Temporary respite: on GST, India’s manufacturing  

India’s Goods and Services Tax collection in April, since the indirect taxation framework was implemented in 2017, has consistently hit record highs. This April was no different — generally because of businesses tallying their books and completing their financial year-end tax commitments. The gross GST collected this time was about ₹2.37 lakh crore, marking an on-year growth of 12.6% from last April. After refunds, the central government netted over ₹2.09 lakh crore, an on-year rise of 9.1%. This also signifies a marked rise in GST compliance, also aided by faster refunds, which are crucial for small businesses as they work with thin working capital, and the mass adoption of fintech. The fintech adoption rate in India, at 87%, which is well above the global average, and aided by the insular COVID-19 years of 2020-21, has brought in millions from the MSME sector into the formal banking system, enabling better tax compliance and regulatory supervision. Wider compliance is also evident from April’s GST collections from 2018 to 2025, which has more than doubled from ₹1.03 lakh crore to ₹2.37 lakh crore.

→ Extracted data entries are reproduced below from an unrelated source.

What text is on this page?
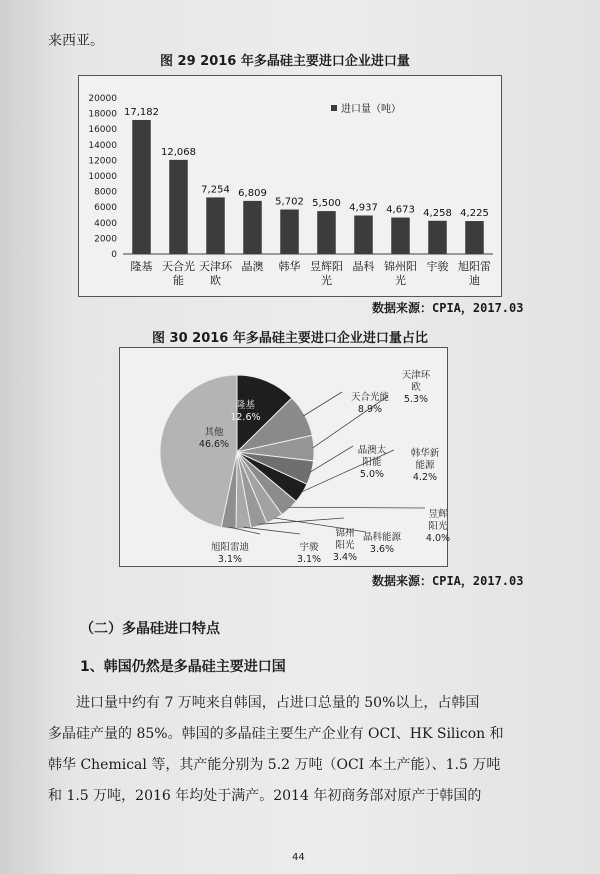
来西亚。
图 29 2016 年多晶硅主要进口企业进口量
0
2000
4000
6000
8000
10000
12000
14000
16000
18000
20000
17,182
隆基
12,068
天合光
能
7,254
天津环
欧
6,809
晶澳
5,702
韩华
5,500
昱辉阳
光
4,937
晶科
4,673
锦州阳
光
4,258
宇骏
4,225
旭阳雷
迪
进口量（吨）
数据来源：CPIA，2017.03
图 30 2016 年多晶硅主要进口企业进口量占比
隆基
12.6%
天合光能
8.9%
天津环
欧
5.3%
晶澳太
阳能
5.0%
韩华新
能源
4.2%
昱辉
阳光
4.0%
晶科能源
3.6%
锦州
阳光
3.4%
宇骏
3.1%
旭阳雷迪
3.1%
其他
46.6%
数据来源：CPIA，2017.03
（二）多晶硅进口特点
1、韩国仍然是多晶硅主要进口国

进口量中约有 7 万吨来自韩国，占进口总量的 50%以上，占韩国

多晶硅产量的 85%。韩国的多晶硅主要生产企业有 OCI、HK Silicon 和

韩华 Chemical 等，其产能分别为 5.2 万吨（OCI 本土产能）、1.5 万吨

和 1.5 万吨，2016 年均处于满产。2014 年初商务部对原产于韩国的

44
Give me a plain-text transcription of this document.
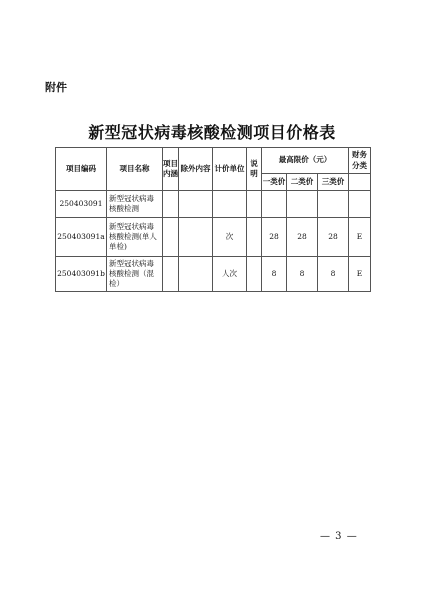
附件
新型冠状病毒核酸检测项目价格表
项目编码	项目名称	项目内涵	除外内容	计价单位	说明	最高限价（元）			财务分类
						一类价	二类价	三类价	
250403091	新型冠状病毒核酸检测								
250403091a	新型冠状病毒核酸检测(单人单检)			次		28	28	28	E
250403091b	新型冠状病毒核酸检测（混检）			人次		8	8	8	E
— 3 —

What is significant this April has been the 86% rise in refunds issued to exporters and the 20.8% increase in GST revenues from imports. This correlates with the 10-month high growth in the April print of HSBC India Manufacturing Purchasing Managers’ Index (PMI). The PMI rose from 58.1 in March to 58.2 in April. The survey indicated a sharp rise in new business aided by greater international demand. Orders from abroad grew to the largest degree in over 14 years in the first month of the 2026 fiscal year, with demand led by Africa, Asia, Europe, West Asia and the Americas. This suggests that businesses have scrambled to get their orders in before the 90-day pause on tariffs by the U.S. ends on July 9. It also suggests a possible re-alignment in supply chains, with greater sourcing from India, as the U.S. tariffs on China appear to be more onerous and certain, with the possibility of transshipment goods from China being taxed, without a high value-add threshold. Apple has said at its January-to-March quarterly earnings call that it intends to source ‘most of its iPhones’ for the U.S., its largest market, from India. This suggests a temporary respite for India’s manufacturing sector, which witnessed a four-year growth low at 4% in the last fiscal. A more durable growth strategy would be to boost domestic consumption and wrangle favourable concessions for its manufacturing sector from the many ongoing trade agreements.